To account for potential population stratification among participants, we adjusted the regression model association tests in the ALIVE and WIHS cohort using the first five eigenvalues generated with principal component analysis (PCA) implemented in Eigenstrat41, using African-ancestry informative markers42 or GWAS data43; the PCA data were not available for the particular LSOCA and MACS datasets used in this study.

Analysis of opportunistic infections (OIs)

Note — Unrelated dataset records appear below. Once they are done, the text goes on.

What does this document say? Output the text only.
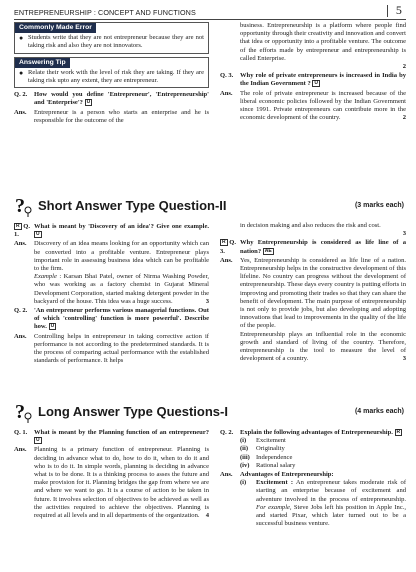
ENTREPRENEURSHIP : CONCEPT AND FUNCTIONS	5
Commonly Made Error
● Students write that they are not entrepreneur because they are not taking risk and also they are not innovators.
Answering Tip
● Relate their work with the level of risk they are taking. If they are taking risk upto any extent, they are entrepreneur.
Q. 2.	How would you define 'Entrepreneur', 'Entrepreneurship' and 'Enterprise'? U
Ans.	Entrepreneur is a person who starts an enterprise and he is responsible for the outcome of the

business. Entrepreneurship is a platform where people find opportunity through their creativity and innovation and convert that idea or opportunity into a profitable venture. The outcome of the efforts made by entrepreneur and entrepreneurship is called Enterprise.

2

Q. 3.	Why role of private entrepreneurs is increased in India by the Indian Government ? U
Ans.	The role of private entrepreneur is increased because of the liberal economic policies followed by the Indian Government since 1991. Private entrepreneurs can contribute more in the economic development of the country.	2
? Short Answer Type Question-II	(3 marks each)
R Q. 1.
What is meant by 'Discovery of an idea'? Give one example. U
Ans.	Discovery of an idea means looking for an opportunity which can be converted into a profitable venture. Entrepreneur plays important role in assessing business idea which can be profitable to the firm.
Example : Karsan Bhai Patel, owner of Nirma Washing Powder, who was working as a factory chemist in Gujarat Mineral Development Corporation, started making detergent powder in the backyard of the house. This idea was a huge success.	3
Q. 2.	'An entrepreneur performs various managerial functions. Out of which 'controlling' function is more powerful'. Describe how. U
Ans.	Controlling helps in entrepreneur in taking corrective action if performance is not according to the predetermined standards. It is the process of comparing actual performance with the established standards of performance. It helps

in decision making and also reduces the risk and cost.

3

R Q. 3.
Why Entrepreneurship is considered as life line of a nation? AE
Ans.	Yes, Entrepreneurship is considered as life line of a nation. Entrepreneurship helps in the constructive development of this lifeline. No country can progress without the development of entrepreneurship. These days every country is putting efforts in improving and promoting their trades so that they can share the benefit of development. The main purpose of entrepreneurship is not only to provide jobs, but also developing and adopting innovations that lead to improvements in the quality of the life of the people.
Entrepreneurship plays an influential role in the economic growth and standard of living of the country. Therefore, entrepreneurship is the tool to measure the level of development of a country.	3
? Long Answer Type Questions-I	(4 marks each)
Q. 1.	What is meant by the Planning function of an entrepreneur? U
Ans.	Planning is a primary function of entrepreneur. Planning is deciding in advance what to do, how to do it, when to do it and who is to do it. In simple words, planning is deciding in advance what is to be done. It is a thinking process to asses the future and make provision for it. Planning bridges the gap from where we are and where we want to go. It is a course of action to be taken in future. It involves selection of objectives to be achieved as well as the activities required to achieve the objectives. Planning is required at all levels and in all departments of the organization. 4
Q. 2.	Explain the following advantages of Entrepreneurship. R
(i)	Excitement
(ii)	Originality
(iii) Independence
(iv) Rational salary
Ans.	Advantages of Entrepreneurship:
(i)	Excitement : An entrepreneur takes moderate risk of starting an enterprise because of excitement and adventure involved in the process of entrepreneurship. For example, Steve Jobs left his position in Apple Inc., and started Pixar, which later turned out to be a successful business venture.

We evaluated the impact of APOL1 variant alleles on OI acquisition by comparing the frequencies of APOL1 genotypes between those with OI and those without OI among all HIV-positive subjects in the ALIVE (including seroconverters and seroprevalent subjects) using OI outcomes at the cohort- censoring date. For the WIHS and LSOCA cohorts, OI status at study enrollment was used to minimize the influence of ART and prophylaxis on OI outcomes. Odds ratios (OR) and two-tailed P values were obtained by chi-square tests or using a conditional logistic regression model. The regression model was adjusted for age, sex, HIV-1 viral load, ART use, and OI prevention medications, and proportions of African ancestry using the first five principal components (PC), based on the data available from each cohort. We obtained the Bonferroni multiple testing-corrected P value with p.adjust function from the stats package in R.

Meta-analysis

Meta-analysis was performed by calculating the inverse variance of OR and 95% CI in a random-effects model as implemented in the RevMan V.5.3 software (Cochrane Community, Copenhagen)44,45,46,47. Statistical heterogeneity between studies was assessed by calculating tau-squared (τ2), chi-squared (χ2) test, P values, and I2. Under a random-effects model in the meta-analysis, the variance of the distribution of true effect sizes was estimated by τ2. A low P value provides evidence of variation in effect estimates beyond chance. The I² statistic describes the fraction of variance across studies that is due to heterogeneity44,45.

Reporting summary

Further information on research design is available in the Nature Research Reporting Summary linked to this article.